In reality, this is also not suitable for cats with lactose intolerance.


Apart from the lactose intolerance concern, cats fail to get Vitamins A, D, and essential fatty acids from skim milk.

Benefits of Lactose Free Milk

Vitamin A, Vitamin D, essential proteins are present in this ( just as in regular milk). The added benefit is lactose intolerance can be eliminated in cats while providing nutrients.

It is said that Cats are more tolerant than dogs with different foods. Cats are said to have fewer food allergies. Yet, cats can be intolerant to dairy products.

It is said that only about 0.005% of the cat population can be affected by dairy products.


You can spot the signs of this issue in cats pretty quickly.

What are the issues you can identify that cats have with dairy?

Not all cats might have issues with dairy. Yet if your cat shows signs such as diarrhea, vomiting, bloating, signs of having abdominal pain, excessive gas, increased thirst, increased heart rate then these are warning signs that your cat might have lactose intolerance.

Can a cat be put on a diet of Lactose-free dairy products? There are two viewpoints on this. Some say it is good, some say that the high sugar content in this type of milk is harmful to cats.

It can make them obese.

The choice ultimately is with you, in consultation with your vet.

Cats can have health issues that cause severe weight loss and if their internal organs are weak or affected, the lactose-free version can provide the necessary nutrients in these cases.

There are many brands that may claim to be devoid of lactose, but if you look at ingredients, they are not really 100% free of this component.

To worsen it they also might contain preservatives, soy, gluten, antibiotics, preservatives, and growth hormones.

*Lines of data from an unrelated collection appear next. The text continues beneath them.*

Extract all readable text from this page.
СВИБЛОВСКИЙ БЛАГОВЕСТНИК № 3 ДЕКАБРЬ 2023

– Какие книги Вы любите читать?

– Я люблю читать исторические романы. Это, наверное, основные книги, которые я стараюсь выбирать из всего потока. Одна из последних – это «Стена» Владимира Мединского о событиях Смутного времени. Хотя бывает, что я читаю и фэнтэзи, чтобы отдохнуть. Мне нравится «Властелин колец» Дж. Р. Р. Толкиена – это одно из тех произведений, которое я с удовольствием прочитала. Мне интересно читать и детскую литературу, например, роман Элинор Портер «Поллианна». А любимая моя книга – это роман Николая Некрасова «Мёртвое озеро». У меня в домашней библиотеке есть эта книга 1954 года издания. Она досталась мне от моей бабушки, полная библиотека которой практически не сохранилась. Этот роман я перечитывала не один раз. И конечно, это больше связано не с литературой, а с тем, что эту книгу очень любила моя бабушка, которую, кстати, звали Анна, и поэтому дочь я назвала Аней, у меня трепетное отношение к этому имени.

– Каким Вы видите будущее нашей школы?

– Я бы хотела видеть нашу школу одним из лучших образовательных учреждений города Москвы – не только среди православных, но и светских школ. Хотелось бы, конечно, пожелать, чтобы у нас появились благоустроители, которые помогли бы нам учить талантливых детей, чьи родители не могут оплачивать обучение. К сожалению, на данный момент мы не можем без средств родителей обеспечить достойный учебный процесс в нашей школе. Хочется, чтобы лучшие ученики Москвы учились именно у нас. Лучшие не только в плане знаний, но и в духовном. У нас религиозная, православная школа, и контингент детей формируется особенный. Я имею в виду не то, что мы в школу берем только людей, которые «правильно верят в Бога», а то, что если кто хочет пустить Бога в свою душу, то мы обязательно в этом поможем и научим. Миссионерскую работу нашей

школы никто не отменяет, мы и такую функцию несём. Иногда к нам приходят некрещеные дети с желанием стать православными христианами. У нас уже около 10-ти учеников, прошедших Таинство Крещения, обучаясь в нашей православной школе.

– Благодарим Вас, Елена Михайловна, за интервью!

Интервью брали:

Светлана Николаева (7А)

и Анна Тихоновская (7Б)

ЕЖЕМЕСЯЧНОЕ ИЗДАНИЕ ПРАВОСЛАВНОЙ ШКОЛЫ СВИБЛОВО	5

All of these can be harmful to your cats. So, check the ingredients and pick the best one based on your cat’s dietary requirements.

If your cat has constipation, find a lactose-free milk substitute that has a lot of fiber.

If your kitten is weak, looking malnourished, you need more calories, protein for building her energy and strength back.

Some aging cats cannot digest almost anything, their vision might be failing. For such cats ensure that the milk is loaded with taurine.

Feral cats and kittens, stray kittens you find, who need to be nursed back to health can be immediately moved on this product

Some vets recommend Pedialyte as an alternative too.

There are many cat parents who feel that lactose-free milk is a better alternative to Pedialyte.

Not only does it help quell the hunger pains, but it also adds in vitamins and other nutrients for the overall development of kittens.

Types of the product available

This product is available in powdered and liquid form. It comes in bottles, tetra packs, and containers.

There usually is a short shelf life, based on the ingredients used. Some of them can be used for up to 3 years.

How to use this product

If you are considering using this alternative here are some helpful tips on the right way to use this.


Abandoned, nursing kittens can be nursed back to health with this milk. Mix the powder with warm water and feed it using a feeding bottle.If you are using the liquid form then dilute it before feeding the kittens. It might be too rich and thick for very tiny kittens.

Whenever you introduce this to a kitten, make sure you do that in small quantities.Never feed it to a cold kitten. Warm the kitten up and then feed warm milk to it.

Adult Cats

Adult cats can be picky (as a side note my kitten was picky as well). They might not take to this as readily as kittens do. Introduce them slowly to this product as a supplement to their present diet.

Irrespective of whether your cat is a kitten or a grown adult cat, this product should not be the only food given to them. This should be a part of their diet. Keep feeding your cat regular cat food whether it be nibbles or wet food along with this milk.

If your kittens are just starting on wet and dry food, mix in a little with their food. We do not want to bring in too many variations too soon.

Kittens and cats need to be gradually moved to new foods as they are highly sensitive.

Many pet owners mention that kittens take to this easily but cats are reluctant to. Our advice is to be patient and go slow. Play it by the ear. If the cat shows sensitivity to the diet change leave it or find another alternative.